Um cockpit digital para um campo de batalha em rede
No interior, o CV90 aproxima-se mais de um posto de comando móvel do que de uma “caixa” de aço tradicional. Ecrãs digitais de grandes dimensões, câmaras integradas e comunicações compatíveis com padrões NATO fornecem à guarnição um fluxo contínuo de informação.
Com soluções como o BattleView 360, o comandante pode aceder a uma imagem aumentada e composta do exterior, incluindo aquilo que está “para lá” da blindagem. Isso ajuda a diminuir ângulos mortos em florestas densas, zonas urbanas e vales estreitos.
"Ver primeiro, decidir mais depressa e mover-se mais rápido é o trio de vantagens que os designers do CV90 estão a perseguir."

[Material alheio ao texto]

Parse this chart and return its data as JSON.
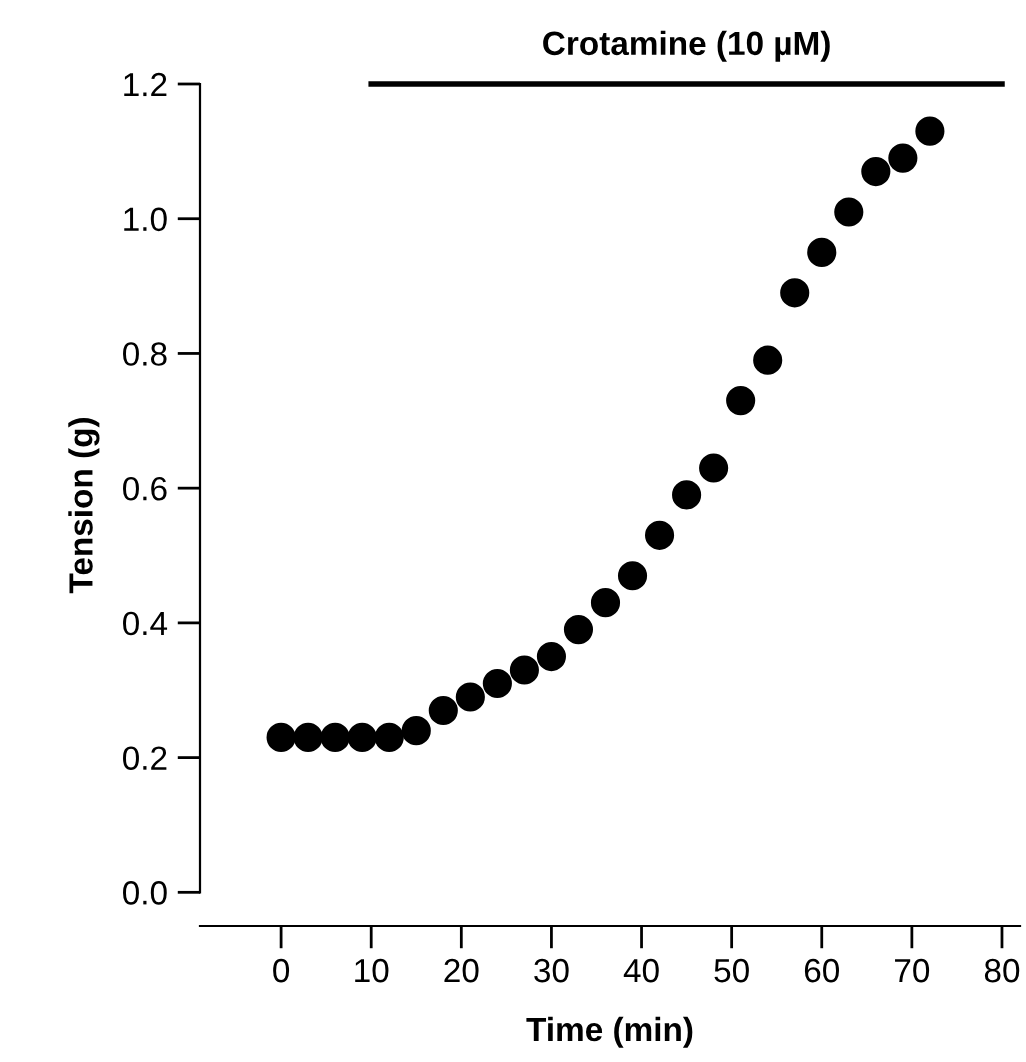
{
  "chart_data": {
    "type": "scatter",
    "xlabel": "Time (min)",
    "ylabel": "Tension (g)",
    "x": [
      0,
      3,
      6,
      9,
      12,
      15,
      18,
      21,
      24,
      27,
      30,
      33,
      36,
      39,
      42,
      45,
      48,
      51,
      54,
      57,
      60,
      63,
      66,
      69,
      72
    ],
    "series": [
      {
        "color": "#000000",
        "marker": "circle",
        "values": [
          0.23,
          0.23,
          0.23,
          0.23,
          0.23,
          0.24,
          0.27,
          0.29,
          0.31,
          0.33,
          0.35,
          0.39,
          0.43,
          0.47,
          0.53,
          0.59,
          0.63,
          0.73,
          0.79,
          0.89,
          0.95,
          1.01,
          1.07,
          1.09,
          1.13
        ]
      },
      {
        "type": "line",
        "name": "Crotamine (10 µM)",
        "color": "#000000",
        "marker": "none",
        "line_style": "solid",
        "x": [
          10,
          80
        ],
        "values": [
          1.2,
          1.2
        ]
      }
    ],
    "xlim": [
      -9,
      82
    ],
    "ylim": [
      -0.05,
      1.2
    ],
    "xticks": [
      0,
      10,
      20,
      30,
      40,
      50,
      60,
      70,
      80
    ],
    "yticks": [
      {
        "value": 0,
        "label": "0.0"
      },
      {
        "value": 0.2,
        "label": "0.2"
      },
      {
        "value": 0.4,
        "label": "0.4"
      },
      {
        "value": 0.6,
        "label": "0.6"
      },
      {
        "value": 0.8,
        "label": "0.8"
      },
      {
        "value": 1.0,
        "label": "1.0"
      },
      {
        "value": 1.2,
        "label": "1.2"
      }
    ],
    "grid": false,
    "legend": false
  }
}
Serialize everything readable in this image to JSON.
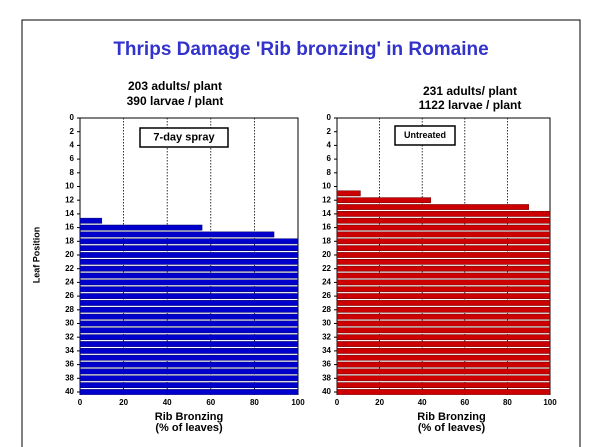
{
  "title": "Thrips Damage 'Rib bronzing' in Romaine",
  "chart_data": [
    {
      "type": "bar",
      "orientation": "horizontal",
      "color": "#0000cc",
      "annotations": [
        "203   adults/ plant",
        "390   larvae / plant"
      ],
      "label": "7-day spray",
      "y_label": "Leaf Position",
      "x_label": [
        "Rib Bronzing",
        "(% of leaves)"
      ],
      "y": [
        15,
        16,
        17,
        18,
        19,
        20,
        21,
        22,
        23,
        24,
        25,
        26,
        27,
        28,
        29,
        30,
        31,
        32,
        33,
        34,
        35,
        36,
        37,
        38,
        39,
        40
      ],
      "values": [
        10,
        56,
        89,
        100,
        100,
        100,
        100,
        100,
        100,
        100,
        100,
        100,
        100,
        100,
        100,
        100,
        100,
        100,
        100,
        100,
        100,
        100,
        100,
        100,
        100,
        100
      ],
      "xlim": [
        0,
        100
      ],
      "xticks": [
        0,
        20,
        40,
        60,
        80,
        100
      ],
      "ylim": [
        0,
        40
      ],
      "yticks": [
        0,
        2,
        4,
        6,
        8,
        10,
        12,
        14,
        16,
        18,
        20,
        22,
        24,
        26,
        28,
        30,
        32,
        34,
        36,
        38,
        40
      ],
      "grid": true
    },
    {
      "type": "bar",
      "orientation": "horizontal",
      "color": "#cc0000",
      "annotations": [
        "231   adults/ plant",
        "1122   larvae / plant"
      ],
      "label": "Untreated",
      "x_label": [
        "Rib Bronzing",
        "(% of leaves)"
      ],
      "y": [
        11,
        12,
        13,
        14,
        15,
        16,
        17,
        18,
        19,
        20,
        21,
        22,
        23,
        24,
        25,
        26,
        27,
        28,
        29,
        30,
        31,
        32,
        33,
        34,
        35,
        36,
        37,
        38,
        39,
        40
      ],
      "values": [
        11,
        44,
        90,
        100,
        100,
        100,
        100,
        100,
        100,
        100,
        100,
        100,
        100,
        100,
        100,
        100,
        100,
        100,
        100,
        100,
        100,
        100,
        100,
        100,
        100,
        100,
        100,
        100,
        100,
        100
      ],
      "xlim": [
        0,
        100
      ],
      "xticks": [
        0,
        20,
        40,
        60,
        80,
        100
      ],
      "ylim": [
        0,
        40
      ],
      "yticks": [
        0,
        2,
        4,
        6,
        8,
        10,
        12,
        14,
        16,
        18,
        20,
        22,
        24,
        26,
        28,
        30,
        32,
        34,
        36,
        38,
        40
      ],
      "grid": true
    }
  ]
}
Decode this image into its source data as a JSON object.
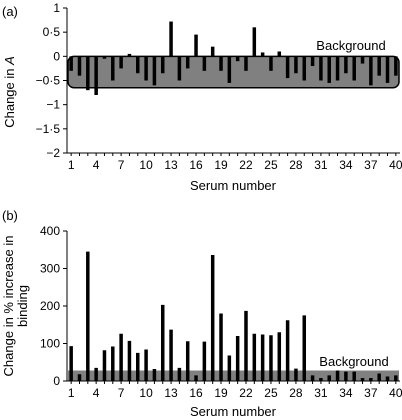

Como a conectividade digital foi considerada desde a origem do projecto, o veículo consegue partilhar dados de alvos com drones, unidades de artilharia e infantaria próxima, transformando mobilidade em efeito táctico concreto.
O que a “suspensão activa” significa, na prática, para os militares
O termo pode soar técnico e distante. Para quem vai dentro do CV90, significa menos impactos a abanar o corpo, leitura de mapas mais simples e maior capacidade de manter a concentração em missões prolongadas. A redução do esforço físico também diminui o risco de lesão e ajuda a manter as tropas eficazes após horas de deslocação.
Do ponto de vista táctico, a suspensão activa facilita movimentos laterais mais rápidos entre posições de tiro. Num cenário em que um radar de artilharia inimigo localiza a origem de cada disparo, conseguir deslocar-se um ou dois quilómetros para o lado em poucos minutos pode ser a diferença entre sobreviver ou não.
Cenários em que a agilidade do CV90 muda a luta
Imagine uma coluna blindada mista com tanques Abrams de origem norte-americana e CV90 a atravessar uma zona fronteiriça montanhosa. Se a força tiver de abandonar as estradas alcatroadas para contornar uma via minada, os tanques mais pesados podem ser obrigados a reduzir para 25–30 km/h para proteger as guarnições. Já os CV90 podem avançar sobre terreno degradado, reconhecer itinerários, tomar cruzamentos-chave ou garantir vigilância a partir de cotas elevadas.
Noutro quadro, um agrupamento a defender uma aldeia sob vigilância de drones precisa de se reposicionar após cada salva. Um veículo que acelera com força através de campos, permanece estável em curva e chega pronto a voltar a disparar reduz o intervalo vulnerável em que pode ser seguido e atingido por artilharia de longo alcance.
Estes ganhos de segundos e minutos acumulam-se. Ao longo de um dia inteiro de combate, forças com maior velocidade média todo-o-terreno conseguem cobrir mais área, responder a mais pedidos de apoio e evitar padrões que a inteligência inimiga possa explorar.
Riscos, compromissos e o que se segue
Mobilidade de alta tecnologia tem custos. A suspensão activa aumenta o preço e a complexidade. Exige manutenção por técnicos formados em sensores, hidráulica e software de controlo, e não apenas em componentes mecânicos tradicionais. Se faltarem peças sobresselentes, um sistema avariado pode reduzir o veículo a um desempenho convencional - ou até inferior.
Há ainda uma tentação operacional: quando um veículo é rápido, pode haver pressão para o empurrar para manobras mais arriscadas. Sem planeamento rigoroso, a velocidade transforma-se em exposição, sobretudo se o apoio de defesa aérea ou de guerra electrónica for fraco.
Ainda assim, à medida que os exércitos europeus observam conflitos em que mobilidade e sobrevivência são testadas constantemente, cresce o interesse por plataformas como o CV90. A ideia de um “monstro militar” a aproveitar truques da Fórmula 1 deixou de ser apenas um título apelativo. Está a tornar-se um dos referenciais com que, de forma discreta, se comparam projectos norte-americanos mais lentos e pesados nos terrenos mais duros.